About
The deep melancholy of Karel Dicker’s paintings plunges us into the meanders of solitude. No figure populates his work, but remains.
Remains of moments lived, or not, alone, in company, or not.
Relic of soulerie and divagation immediately disappeared like volutes of smoke, the painting of Karel Dicker seems twilight.
Yet it is the light that already appears, dawn gives way to too long nights and early morning we can finally distinguish the pattern of the tablecloth, the transparency of the ashtray, the smoke that still rises at the edge of the cold cigarette butt.
When you smoke, you don’t talk.
Karel Dicker’s still lifes give us with deep honesty a daily routine that we are invited to observe. His painting testifies precisely to his attachment to simple things, to this banality gleaned by fragments. It is an almost childish look that is posed on the reality that surrounds it and from which one must escape well.
A way to practice painting as one would write Haiku.
A ritualized, cathartic practice, made of repetitions, ashtrays by ten, the same, with its variations at the time of coffee, coffee makers too, painted from all angles, at all hours, or other liquids in stormy weather, at night.
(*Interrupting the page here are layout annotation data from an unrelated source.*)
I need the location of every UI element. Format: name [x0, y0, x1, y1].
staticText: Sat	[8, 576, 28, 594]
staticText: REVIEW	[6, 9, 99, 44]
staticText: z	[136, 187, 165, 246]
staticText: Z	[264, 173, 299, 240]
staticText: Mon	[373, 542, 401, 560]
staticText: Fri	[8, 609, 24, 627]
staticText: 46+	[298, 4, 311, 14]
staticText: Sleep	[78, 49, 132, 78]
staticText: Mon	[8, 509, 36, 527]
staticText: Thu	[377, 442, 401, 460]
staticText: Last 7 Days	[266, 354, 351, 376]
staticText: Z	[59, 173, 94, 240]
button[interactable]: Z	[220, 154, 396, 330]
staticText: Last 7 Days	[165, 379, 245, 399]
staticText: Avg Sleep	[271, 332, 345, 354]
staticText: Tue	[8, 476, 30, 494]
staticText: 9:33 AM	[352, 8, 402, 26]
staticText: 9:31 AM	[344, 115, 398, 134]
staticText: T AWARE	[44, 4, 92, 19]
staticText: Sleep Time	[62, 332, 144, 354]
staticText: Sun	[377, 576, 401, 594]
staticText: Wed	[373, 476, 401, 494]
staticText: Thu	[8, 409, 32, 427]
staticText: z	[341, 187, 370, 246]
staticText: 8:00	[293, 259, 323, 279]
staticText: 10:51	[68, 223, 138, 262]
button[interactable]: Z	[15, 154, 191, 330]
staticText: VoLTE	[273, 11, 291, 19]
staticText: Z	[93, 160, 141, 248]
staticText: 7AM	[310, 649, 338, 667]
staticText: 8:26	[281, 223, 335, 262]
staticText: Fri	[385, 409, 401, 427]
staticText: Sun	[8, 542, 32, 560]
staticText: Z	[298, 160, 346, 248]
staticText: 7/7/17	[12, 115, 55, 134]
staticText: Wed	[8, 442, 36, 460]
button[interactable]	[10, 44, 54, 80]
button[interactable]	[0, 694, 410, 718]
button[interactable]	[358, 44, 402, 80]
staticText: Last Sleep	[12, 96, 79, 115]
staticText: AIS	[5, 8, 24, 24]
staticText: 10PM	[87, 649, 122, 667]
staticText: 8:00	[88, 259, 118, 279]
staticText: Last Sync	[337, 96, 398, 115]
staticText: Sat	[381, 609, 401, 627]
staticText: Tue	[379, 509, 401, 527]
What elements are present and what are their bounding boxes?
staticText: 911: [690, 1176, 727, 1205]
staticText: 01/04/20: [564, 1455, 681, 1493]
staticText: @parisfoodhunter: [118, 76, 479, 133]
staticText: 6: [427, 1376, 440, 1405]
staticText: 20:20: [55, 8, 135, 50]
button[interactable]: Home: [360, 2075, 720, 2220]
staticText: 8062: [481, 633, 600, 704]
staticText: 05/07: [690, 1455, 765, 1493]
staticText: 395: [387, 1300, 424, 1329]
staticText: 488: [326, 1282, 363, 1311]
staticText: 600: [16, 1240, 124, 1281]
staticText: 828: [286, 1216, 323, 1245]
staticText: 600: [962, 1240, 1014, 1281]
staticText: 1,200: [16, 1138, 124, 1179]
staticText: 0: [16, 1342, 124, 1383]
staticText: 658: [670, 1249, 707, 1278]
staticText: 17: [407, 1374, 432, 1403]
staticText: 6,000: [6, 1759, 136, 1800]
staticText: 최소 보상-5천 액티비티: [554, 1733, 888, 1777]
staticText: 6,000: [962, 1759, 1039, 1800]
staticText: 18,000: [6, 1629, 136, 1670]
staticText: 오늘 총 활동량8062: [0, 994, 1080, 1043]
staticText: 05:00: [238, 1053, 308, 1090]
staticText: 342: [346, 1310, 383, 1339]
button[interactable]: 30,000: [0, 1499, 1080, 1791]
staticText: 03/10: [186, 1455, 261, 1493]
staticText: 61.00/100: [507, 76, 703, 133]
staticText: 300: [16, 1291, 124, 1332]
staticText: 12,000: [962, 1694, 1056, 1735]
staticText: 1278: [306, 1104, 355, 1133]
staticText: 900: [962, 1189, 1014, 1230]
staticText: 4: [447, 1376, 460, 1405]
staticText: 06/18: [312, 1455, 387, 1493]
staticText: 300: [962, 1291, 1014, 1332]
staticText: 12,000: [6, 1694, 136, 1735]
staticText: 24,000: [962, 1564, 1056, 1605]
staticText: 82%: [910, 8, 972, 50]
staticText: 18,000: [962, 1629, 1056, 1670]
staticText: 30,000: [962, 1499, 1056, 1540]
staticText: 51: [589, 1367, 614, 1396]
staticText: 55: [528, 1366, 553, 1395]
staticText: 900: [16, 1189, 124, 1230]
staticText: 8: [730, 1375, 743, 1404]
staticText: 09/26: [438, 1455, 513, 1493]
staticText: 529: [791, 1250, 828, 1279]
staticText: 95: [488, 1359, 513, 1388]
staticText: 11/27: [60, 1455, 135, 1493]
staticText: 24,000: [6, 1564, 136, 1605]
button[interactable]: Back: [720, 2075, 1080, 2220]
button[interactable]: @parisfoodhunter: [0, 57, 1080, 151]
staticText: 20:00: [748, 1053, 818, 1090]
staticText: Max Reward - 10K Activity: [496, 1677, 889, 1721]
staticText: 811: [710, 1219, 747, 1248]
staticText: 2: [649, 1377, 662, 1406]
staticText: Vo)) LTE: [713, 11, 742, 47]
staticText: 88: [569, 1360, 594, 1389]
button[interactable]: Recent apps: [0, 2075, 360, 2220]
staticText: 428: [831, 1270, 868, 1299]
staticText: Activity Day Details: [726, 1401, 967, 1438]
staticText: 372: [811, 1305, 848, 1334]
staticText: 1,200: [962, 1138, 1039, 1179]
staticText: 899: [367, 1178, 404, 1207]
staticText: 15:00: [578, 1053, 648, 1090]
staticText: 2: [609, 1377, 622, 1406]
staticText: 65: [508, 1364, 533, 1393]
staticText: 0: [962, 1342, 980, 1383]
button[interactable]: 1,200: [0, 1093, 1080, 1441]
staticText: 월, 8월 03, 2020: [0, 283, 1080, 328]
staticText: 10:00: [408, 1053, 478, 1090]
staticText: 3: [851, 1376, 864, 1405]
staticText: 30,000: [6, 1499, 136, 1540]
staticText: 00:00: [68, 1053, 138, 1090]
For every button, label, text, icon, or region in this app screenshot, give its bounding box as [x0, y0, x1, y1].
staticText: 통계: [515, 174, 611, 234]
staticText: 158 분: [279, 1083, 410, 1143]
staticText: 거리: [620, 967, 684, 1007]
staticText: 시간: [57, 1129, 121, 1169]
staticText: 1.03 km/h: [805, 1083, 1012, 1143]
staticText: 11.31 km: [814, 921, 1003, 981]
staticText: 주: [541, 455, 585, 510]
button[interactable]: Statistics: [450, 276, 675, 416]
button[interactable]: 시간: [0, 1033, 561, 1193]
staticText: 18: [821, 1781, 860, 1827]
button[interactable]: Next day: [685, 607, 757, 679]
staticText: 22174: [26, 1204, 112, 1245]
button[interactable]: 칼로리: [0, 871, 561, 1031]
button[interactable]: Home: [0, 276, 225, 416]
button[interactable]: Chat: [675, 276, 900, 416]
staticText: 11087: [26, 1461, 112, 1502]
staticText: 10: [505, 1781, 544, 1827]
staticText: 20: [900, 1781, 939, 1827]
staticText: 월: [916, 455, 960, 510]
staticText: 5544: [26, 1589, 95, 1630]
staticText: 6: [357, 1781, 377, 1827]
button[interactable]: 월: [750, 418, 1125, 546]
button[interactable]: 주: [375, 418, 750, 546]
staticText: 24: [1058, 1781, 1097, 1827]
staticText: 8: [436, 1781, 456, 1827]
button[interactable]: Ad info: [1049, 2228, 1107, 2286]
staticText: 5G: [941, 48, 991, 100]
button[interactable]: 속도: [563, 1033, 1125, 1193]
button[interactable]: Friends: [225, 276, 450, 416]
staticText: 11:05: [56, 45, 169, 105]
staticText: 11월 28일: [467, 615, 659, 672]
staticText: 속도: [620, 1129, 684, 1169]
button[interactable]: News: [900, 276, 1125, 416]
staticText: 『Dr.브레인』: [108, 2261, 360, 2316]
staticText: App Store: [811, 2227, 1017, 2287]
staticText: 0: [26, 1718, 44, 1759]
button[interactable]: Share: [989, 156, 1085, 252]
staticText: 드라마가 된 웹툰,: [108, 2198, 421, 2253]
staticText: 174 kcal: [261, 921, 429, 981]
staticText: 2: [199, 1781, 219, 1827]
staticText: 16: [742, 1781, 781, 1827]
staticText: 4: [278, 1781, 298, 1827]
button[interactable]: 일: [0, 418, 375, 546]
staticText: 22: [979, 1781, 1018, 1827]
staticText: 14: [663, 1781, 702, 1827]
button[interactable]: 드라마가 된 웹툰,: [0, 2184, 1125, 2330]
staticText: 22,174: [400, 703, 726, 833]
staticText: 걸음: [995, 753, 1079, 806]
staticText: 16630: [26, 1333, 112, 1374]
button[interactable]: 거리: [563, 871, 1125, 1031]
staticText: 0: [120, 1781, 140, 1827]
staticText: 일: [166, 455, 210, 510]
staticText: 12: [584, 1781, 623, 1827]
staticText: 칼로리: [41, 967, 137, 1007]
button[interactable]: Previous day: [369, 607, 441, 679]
His work on color and light relates to these various states. We can not but think of the composition of Morandi, so many pitchers, jugs on hot ground. A window, a table corner, a bottle and all the possible variations, Karel explores and studies techniques and materiality of painting, in repeated layers as well, as their motifs, their subjects, modulated. And then these wooden frames, also declined, to infinity, in baroque forms, ornate hoops specific to church paintings. As a slight irreverence made to the established order, to the norm, to the right thinking. A way of saying that everything is learned, a childish thirst to do and redo and understand how it is done, and do it again.
A window, a table corner, a bottle, an ashtray, a cigarette.
The sun is already rising, unless it sets.